The past weeks have been delusional. I come to work on alternate days and on other days I begin my day at eight in the morning. Design classes are like a necessity for me night now, and in truth, I cannot afford to lose a session. I admit I come in class later than that, and expect to finish the plate in 4 hours, whereas the given time is about 8 hours including doing the conceptual model. After which the professor would discuss and the student shall interact amongst and with him regarding the design problem involved. R says that I have been doing well, I believe I’m lacking something else. I try to be effective and not waste those 9 hours specifically just for drafting and design or I might not have any other day allotted for it because Wednesday and or Thursday would have a totally different schedule, different agenda.

I still need practice. Patience is a virtue but time really is gold and ticks too damn fast.
After class at Morayta, I head straight to the next class in Diliman. Given an hour travel, and leaving the 1st class 30 minutes later than the supposed dismissal time due to extensive criticism of design solutions, I arrive to the next class late. I among to cope anyway and that’s what matters. I know for sure that the given time for us to listen and participate in the next four hours is "review" enough. So I pay attention. Literally paid the school so I would be in attention to all these details I need for architecture, design and construction. Life is a breeze, it means, like Juan Tamad, and should be as easy as swinging on a hammock under the mango tree. But in this case, it has been a breeze, airy, data overload, and fast drifting.


Going to work on the other hand has become automatic to me. As for a robot, doing the usual stuff, Different situations, different projects, but the same way of handling things. As M would say SSDD! I see myself calm, avoiding to stress over work, as I believe, sir it isn’t my business. But I do care about it and its owners, maybe that’s why I was placed in this position. This department, where our department head puts it as the trusted ones of the COO. I have been thinking, maybe I have been too honest or too nice here. Whereas I thought I was different then. J says I have changed for the better. Maybe to fit his habits n attitude here, and for his benefit. But I know I do not like what I have been becoming. This is not what I had expected at all. Again, regret. I know that I should never go sour over the outcome however bad it may be, but I can not understand I how I have managed to stay adapt to an environment, where there seem forces trying to drag me down and keep hidden back for him only to be acknowledged. Being a good officemate and supposedly partner in projects, I do pat his back for a job well done, and so does he sometimes, but more often with hint of sarcasm. No I am not seeking attention, but his actions towards me have led to him doing the work I should be doing. I assume so he’d be noticed now and be given extra credit for it. I work all trades, and with pay for the work of one. It sucks.

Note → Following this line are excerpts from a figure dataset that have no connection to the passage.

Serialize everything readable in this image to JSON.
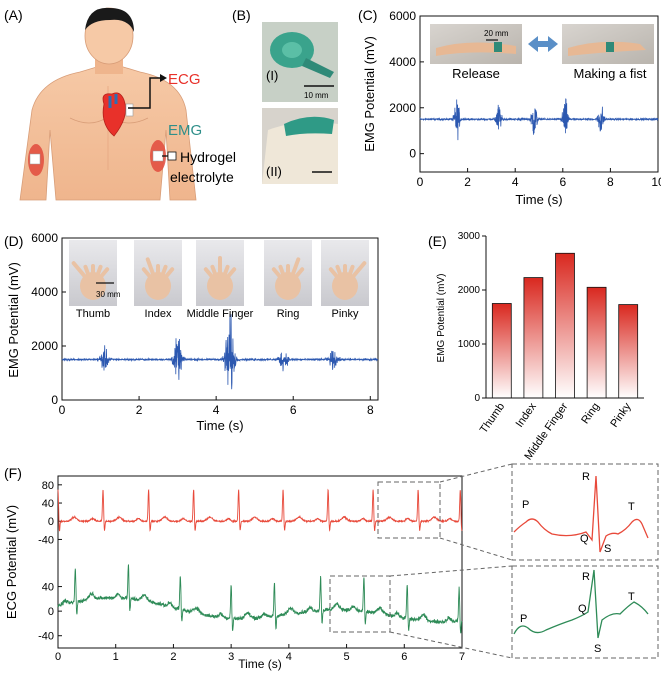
{
  "panel_labels": {
    "a": "(A)",
    "b": "(B)",
    "c": "(C)",
    "d": "(D)",
    "e": "(E)",
    "f": "(F)"
  },
  "panel_a": {
    "ecg": "ECG",
    "emg": "EMG",
    "hydrogel_line1": "Hydrogel",
    "hydrogel_line2": "electrolyte",
    "colors": {
      "ecg": "#e8312a",
      "emg": "#2f8f8a"
    }
  },
  "panel_b": {
    "label1": "(I)",
    "label2": "(II)",
    "scale": "10 mm"
  },
  "panel_c": {
    "scale": "20 mm",
    "release": "Release",
    "fist": "Making a fist",
    "chart_data": {
      "type": "line",
      "ylabel": "EMG Potential (mV)",
      "xlabel": "Time (s)",
      "xlim": [
        0,
        10
      ],
      "ylim": [
        -800,
        6000
      ],
      "x_ticks": [
        "0",
        "2",
        "4",
        "6",
        "8",
        "10"
      ],
      "y_ticks": [
        "0",
        "2000",
        "4000",
        "6000"
      ],
      "baseline": 1500,
      "bursts": [
        {
          "t": 1.55,
          "amp": 650
        },
        {
          "t": 3.3,
          "amp": 500
        },
        {
          "t": 4.8,
          "amp": 600
        },
        {
          "t": 6.1,
          "amp": 650
        },
        {
          "t": 7.6,
          "amp": 550
        }
      ],
      "color": "#2c58b0"
    }
  },
  "panel_d": {
    "scale": "30 mm",
    "fingers": [
      "Thumb",
      "Index",
      "Middle Finger",
      "Ring",
      "Pinky"
    ],
    "chart_data": {
      "type": "line",
      "ylabel": "EMG Potential (mV)",
      "xlabel": "Time (s)",
      "xlim": [
        0,
        8.2
      ],
      "ylim": [
        0,
        6000
      ],
      "x_ticks": [
        "0",
        "2",
        "4",
        "6",
        "8"
      ],
      "y_ticks": [
        "0",
        "2000",
        "4000",
        "6000"
      ],
      "baseline": 1500,
      "bursts": [
        {
          "t": 1.1,
          "amp": 300
        },
        {
          "t": 3.0,
          "amp": 550
        },
        {
          "t": 4.35,
          "amp": 1200
        },
        {
          "t": 5.75,
          "amp": 280
        },
        {
          "t": 7.05,
          "amp": 260
        }
      ],
      "color": "#2c58b0"
    }
  },
  "panel_e": {
    "chart_data": {
      "type": "bar",
      "ylabel": "EMG Potential (mV)",
      "categories": [
        "Thumb",
        "Index",
        "Middle Finger",
        "Ring",
        "Pinky"
      ],
      "values": [
        1750,
        2230,
        2680,
        2050,
        1730
      ],
      "ylim": [
        0,
        3000
      ],
      "y_ticks": [
        "0",
        "1000",
        "2000",
        "3000"
      ],
      "color_top": "#d9281f",
      "color_bottom": "#ffffff"
    }
  },
  "panel_f": {
    "chart_data": {
      "type": "line",
      "ylabel": "ECG Potential (mV)",
      "xlabel": "Time (s)",
      "xlim": [
        0,
        7
      ],
      "x_ticks": [
        "0",
        "1",
        "2",
        "3",
        "4",
        "5",
        "6",
        "7"
      ],
      "top": {
        "y_ticks": [
          "80",
          "40",
          "0",
          "-40"
        ],
        "ylim": [
          -50,
          95
        ],
        "color": "#e8493a",
        "beats": [
          0.0,
          0.78,
          1.57,
          2.35,
          3.13,
          3.9,
          4.68,
          5.46,
          6.24,
          6.97
        ]
      },
      "bottom": {
        "y_ticks": [
          "40",
          "0",
          "-40"
        ],
        "ylim": [
          -60,
          80
        ],
        "color": "#2e8b57",
        "beats": [
          0.3,
          1.22,
          2.12,
          3.0,
          3.75,
          4.55,
          5.3,
          6.05,
          6.95
        ]
      }
    },
    "zoom_top": {
      "p": "P",
      "q": "Q",
      "r": "R",
      "s": "S",
      "t": "T"
    },
    "zoom_bottom": {
      "p": "P",
      "q": "Q",
      "r": "R",
      "s": "S",
      "t": "T"
    }
  }
}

On normal days he would try to take all the work and surely, I’d be sitting by my desk doing just a few minor projects. I let him do what he wants n go to meetings not including me now. And then come this morning, when he admits he cannot take too much work n needed a partner. I said then what was I here for? And he would retaliate that it just so happens that I come only alternate days to work. (Due to my classes these days and I cannot jeopardize that, because my complaint refers to the time he have been so dates back to ayah~ F knows when. he says he cannot just schedule meetings on days I’m here. I mean, why can’t he? We do the schedules and submit them to the project managers. He is doing this on purpose. And for what (obvious) reason? I do not want to assume judgement because I fear my hypothesis to be true and see it with disgust.